USD/CAD posted moderate losses last week and dropped below the 1.27 level. There are four events in the upcoming week, including inflation and retail sales. Here is an outlook for the highlights and an updated technical analysis for USD/CAD.
- Manufacturing Sales: Monday, 13:30. The indicator came in at -0.6% in November, its first decline since August. The December forecast stands at 0.2%.
- Inflation Report: Wednesday, 13:30. Headlines inflation disappointed with a reading of -0.2% in December, missing the forecast of 1.0%. Trimmed CPI, which excludes the most volatile items in the headline CPI, ticked lower to 1.6%, down from 1.7%.
- ADP Non-Farm Employment Change: Thursday, 13:30. This employment indicator has resumed its losing ways, with a decline of 28.8 thousand in January. Will we see an improvement in February?
- Retail Sales: Friday, 13:30. Retail sales showed a strong upward move in November, rising from 0.4% to 1.3%. Core retail sales sparkled, rising from 0.0% to 2.1%.
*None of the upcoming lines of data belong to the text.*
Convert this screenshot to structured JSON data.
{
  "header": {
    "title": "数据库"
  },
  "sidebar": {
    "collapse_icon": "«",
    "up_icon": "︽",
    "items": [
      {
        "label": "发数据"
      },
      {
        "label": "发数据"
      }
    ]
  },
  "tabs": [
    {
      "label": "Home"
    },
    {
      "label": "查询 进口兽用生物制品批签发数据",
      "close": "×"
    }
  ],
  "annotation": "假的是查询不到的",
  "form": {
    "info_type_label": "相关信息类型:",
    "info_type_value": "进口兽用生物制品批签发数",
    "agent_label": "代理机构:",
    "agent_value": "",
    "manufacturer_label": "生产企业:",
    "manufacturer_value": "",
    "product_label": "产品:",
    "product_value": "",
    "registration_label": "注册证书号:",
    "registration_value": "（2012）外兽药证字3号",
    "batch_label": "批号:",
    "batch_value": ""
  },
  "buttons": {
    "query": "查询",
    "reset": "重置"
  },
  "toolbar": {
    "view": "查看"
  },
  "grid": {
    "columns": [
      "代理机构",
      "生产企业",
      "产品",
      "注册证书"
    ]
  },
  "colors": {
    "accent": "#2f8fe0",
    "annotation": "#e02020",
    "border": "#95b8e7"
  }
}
Technical lines from top to bottom:
We start with resistance at 1.3074.
1.2977 is protecting the symbolic 1.30 level.
1.2916 (mentioned last week) was last tested in resistance in mid-December.
1.2782 is next.
1.2684 is an immediate support level.
1.2587 is next.
1.2459 has held in support since February 2018.
1.2329 is the final support level for now.
I am bullish on USD/CAD
Canada’s economic growth remains weaker than that of the US, as the country has imposed lockdowns to deal with the Covid-19 pandemic. As well, the BoC has signaled that it remains concerned about the high value of the Canadian dollar.